Selon la procédure pénale en droit continental, le juge d’ instruction est un magistrat professionnel, un juge savant qui enquête à charge et à décharge. Il intervient avant l’ éventuel procès, en vue de réunir les indices permettant de déterminer si les charges à l’ encontre des personnes poursuivies sont pertinentes et suffisantes pour que celles-ci soient jugées.
La corruption est un crime. En matière de crime, le juge d’ instruction ne peut être saisi que par une réquisition du commissaire du gouvernement. Ce mandat du commissaire est obligatoire pour que le juge puisse ouvrir son instruction. Dans notre procédure pénale, le juge d’ instruction ne peut passer outre de cette formalité légale, contrairement au juge d’ instruction dans le système pénal français.
La reconnaissance de la qualité des citoyens par le juge d’ instruction à déposer une plainte devant lui dans une affaire qui engage au premier degré la responsabilité de l’ État
justifie que le citoyen a repris ses droits aliénés dans le cadre de la démocratie représentative. En somme, c’ est toute la question de la démocratie représentative qui est remise en question.
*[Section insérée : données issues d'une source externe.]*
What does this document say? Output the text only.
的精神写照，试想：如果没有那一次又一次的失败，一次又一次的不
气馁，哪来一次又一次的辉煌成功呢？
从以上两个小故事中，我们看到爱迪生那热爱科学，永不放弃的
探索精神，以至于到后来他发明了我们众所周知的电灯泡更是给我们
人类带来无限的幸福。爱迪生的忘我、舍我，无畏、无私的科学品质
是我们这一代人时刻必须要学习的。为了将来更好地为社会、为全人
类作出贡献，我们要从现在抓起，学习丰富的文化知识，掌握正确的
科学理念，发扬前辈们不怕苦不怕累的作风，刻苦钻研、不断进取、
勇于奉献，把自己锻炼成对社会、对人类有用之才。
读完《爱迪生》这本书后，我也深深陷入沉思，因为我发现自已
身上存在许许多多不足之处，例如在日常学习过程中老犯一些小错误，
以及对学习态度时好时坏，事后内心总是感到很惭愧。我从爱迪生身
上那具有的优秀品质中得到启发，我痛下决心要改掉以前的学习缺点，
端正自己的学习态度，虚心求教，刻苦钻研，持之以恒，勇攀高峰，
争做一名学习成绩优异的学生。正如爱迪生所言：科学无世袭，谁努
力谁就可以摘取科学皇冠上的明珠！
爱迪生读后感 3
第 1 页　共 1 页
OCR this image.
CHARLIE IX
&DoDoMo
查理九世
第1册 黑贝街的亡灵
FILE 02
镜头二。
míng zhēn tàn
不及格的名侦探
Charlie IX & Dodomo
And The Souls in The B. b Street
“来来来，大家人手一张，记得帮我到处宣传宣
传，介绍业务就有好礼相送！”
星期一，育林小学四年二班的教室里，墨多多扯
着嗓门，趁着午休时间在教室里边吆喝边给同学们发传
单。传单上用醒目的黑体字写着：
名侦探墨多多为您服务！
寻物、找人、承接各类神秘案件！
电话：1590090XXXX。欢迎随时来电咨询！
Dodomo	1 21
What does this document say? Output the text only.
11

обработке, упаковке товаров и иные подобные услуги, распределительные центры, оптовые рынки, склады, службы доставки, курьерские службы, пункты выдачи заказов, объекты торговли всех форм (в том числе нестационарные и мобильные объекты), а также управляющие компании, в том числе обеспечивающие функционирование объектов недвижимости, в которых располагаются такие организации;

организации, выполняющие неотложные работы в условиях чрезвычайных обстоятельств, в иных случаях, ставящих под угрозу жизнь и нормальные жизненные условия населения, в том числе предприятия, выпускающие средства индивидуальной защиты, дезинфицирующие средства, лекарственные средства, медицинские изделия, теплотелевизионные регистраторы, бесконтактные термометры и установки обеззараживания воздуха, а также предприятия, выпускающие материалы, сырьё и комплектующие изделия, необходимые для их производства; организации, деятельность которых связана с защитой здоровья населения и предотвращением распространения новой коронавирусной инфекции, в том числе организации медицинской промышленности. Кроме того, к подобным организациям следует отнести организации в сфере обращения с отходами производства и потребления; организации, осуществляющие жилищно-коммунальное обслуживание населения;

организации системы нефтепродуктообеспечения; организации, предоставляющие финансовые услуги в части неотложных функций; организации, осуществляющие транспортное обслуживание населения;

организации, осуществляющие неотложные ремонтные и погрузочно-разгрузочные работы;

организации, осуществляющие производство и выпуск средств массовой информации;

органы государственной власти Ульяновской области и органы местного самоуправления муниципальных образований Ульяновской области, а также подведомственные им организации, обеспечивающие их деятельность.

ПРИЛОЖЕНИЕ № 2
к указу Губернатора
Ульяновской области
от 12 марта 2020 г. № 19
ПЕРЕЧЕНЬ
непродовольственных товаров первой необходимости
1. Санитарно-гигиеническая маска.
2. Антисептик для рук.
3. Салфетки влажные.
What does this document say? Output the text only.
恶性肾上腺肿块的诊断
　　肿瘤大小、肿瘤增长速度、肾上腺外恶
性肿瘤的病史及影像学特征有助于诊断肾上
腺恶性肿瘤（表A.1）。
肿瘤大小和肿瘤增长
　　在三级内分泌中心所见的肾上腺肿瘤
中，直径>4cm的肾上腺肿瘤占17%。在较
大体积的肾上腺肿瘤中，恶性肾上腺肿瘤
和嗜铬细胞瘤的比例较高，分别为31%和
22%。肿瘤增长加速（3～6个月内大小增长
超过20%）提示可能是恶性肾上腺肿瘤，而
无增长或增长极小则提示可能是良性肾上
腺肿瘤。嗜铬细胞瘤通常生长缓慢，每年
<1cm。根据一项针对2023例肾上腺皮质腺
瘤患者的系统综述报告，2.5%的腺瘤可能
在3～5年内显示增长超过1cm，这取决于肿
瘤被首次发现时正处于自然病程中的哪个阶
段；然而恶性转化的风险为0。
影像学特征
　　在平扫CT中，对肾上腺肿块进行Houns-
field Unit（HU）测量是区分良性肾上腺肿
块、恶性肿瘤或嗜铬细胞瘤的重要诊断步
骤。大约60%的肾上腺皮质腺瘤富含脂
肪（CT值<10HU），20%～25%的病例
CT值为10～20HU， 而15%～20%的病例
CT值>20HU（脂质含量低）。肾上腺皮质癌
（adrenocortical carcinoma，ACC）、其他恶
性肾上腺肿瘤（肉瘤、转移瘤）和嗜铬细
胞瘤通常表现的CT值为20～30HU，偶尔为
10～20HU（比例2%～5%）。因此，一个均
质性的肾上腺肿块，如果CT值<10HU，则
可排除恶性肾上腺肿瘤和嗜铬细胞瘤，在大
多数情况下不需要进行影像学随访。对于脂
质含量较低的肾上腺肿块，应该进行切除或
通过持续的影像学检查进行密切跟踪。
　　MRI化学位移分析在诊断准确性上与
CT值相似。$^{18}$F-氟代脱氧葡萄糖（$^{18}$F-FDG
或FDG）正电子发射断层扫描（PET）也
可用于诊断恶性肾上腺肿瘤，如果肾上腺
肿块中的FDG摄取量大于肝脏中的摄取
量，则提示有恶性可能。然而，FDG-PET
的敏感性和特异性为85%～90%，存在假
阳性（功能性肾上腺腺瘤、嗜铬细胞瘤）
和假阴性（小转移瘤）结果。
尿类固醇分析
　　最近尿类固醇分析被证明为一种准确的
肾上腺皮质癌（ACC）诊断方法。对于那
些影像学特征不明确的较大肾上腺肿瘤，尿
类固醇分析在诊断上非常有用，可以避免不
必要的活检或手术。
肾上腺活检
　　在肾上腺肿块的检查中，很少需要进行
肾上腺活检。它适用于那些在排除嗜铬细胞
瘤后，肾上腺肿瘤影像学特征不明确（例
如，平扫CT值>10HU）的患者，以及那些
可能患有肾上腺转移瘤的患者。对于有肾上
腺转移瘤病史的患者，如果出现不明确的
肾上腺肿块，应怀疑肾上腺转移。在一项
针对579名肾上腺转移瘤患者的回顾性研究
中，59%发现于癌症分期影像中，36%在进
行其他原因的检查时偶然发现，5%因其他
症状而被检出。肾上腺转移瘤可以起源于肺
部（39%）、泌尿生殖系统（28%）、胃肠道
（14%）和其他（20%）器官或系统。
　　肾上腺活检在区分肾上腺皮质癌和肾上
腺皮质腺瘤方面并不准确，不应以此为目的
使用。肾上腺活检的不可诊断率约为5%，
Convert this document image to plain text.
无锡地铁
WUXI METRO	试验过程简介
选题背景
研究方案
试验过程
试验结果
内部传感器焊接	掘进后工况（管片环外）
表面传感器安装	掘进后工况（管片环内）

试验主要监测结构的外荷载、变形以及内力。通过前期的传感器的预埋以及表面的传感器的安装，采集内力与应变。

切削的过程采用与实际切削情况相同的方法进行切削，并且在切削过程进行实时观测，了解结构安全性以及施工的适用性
Car, dans le cadre de notre État de droit en construction, les citoyens peuvent porter plainte contre l’ État qui est au même titre que l’ individu un sujet de droit, mais en aucun cas ne peut agir au nom de l’ État.
En dépit du fait que la corruption est un crime contre la justice sociale, reste et demeure l’ État à qui incombe la responsabilité régalienne de poursuivre les personnes qui ont détourné le bien public à des fins personnelles.
L’ article 2 du décret du28 septembre 1987paru dans le moniteur No 79 du 28 septembre 1987 relatif aux structures administratives de la direction générale des impôts énumère des différentes attributions essentielles de la Direction Générale des Impôts . Parmi ses attributions, elle a l’ obligation de représenter l’ État en justice.
Monsieur le premier ministre, en mettant le focus sur la Cour Supérieure des Comptes, on fait fausse route, et on risque de s’ y perdre.
En ces temps de Noël, je prêche l’ humilité aux grands pouvoirs de l’ État. L’ humilité de reconnaitre qu’on a erré d’ un coté, comme de l’ autre. L’ humilité de tout reprendre. N’ est – il pas encore temps de revenir à la raison?
Joyeuse saison des fêtes de fin d’ année.
Salutations fraternelles et patriotiques.
Me Sonet Saint-Louis av.
Sous les bambous, grande source, La Gonave, 27 décembre 2018.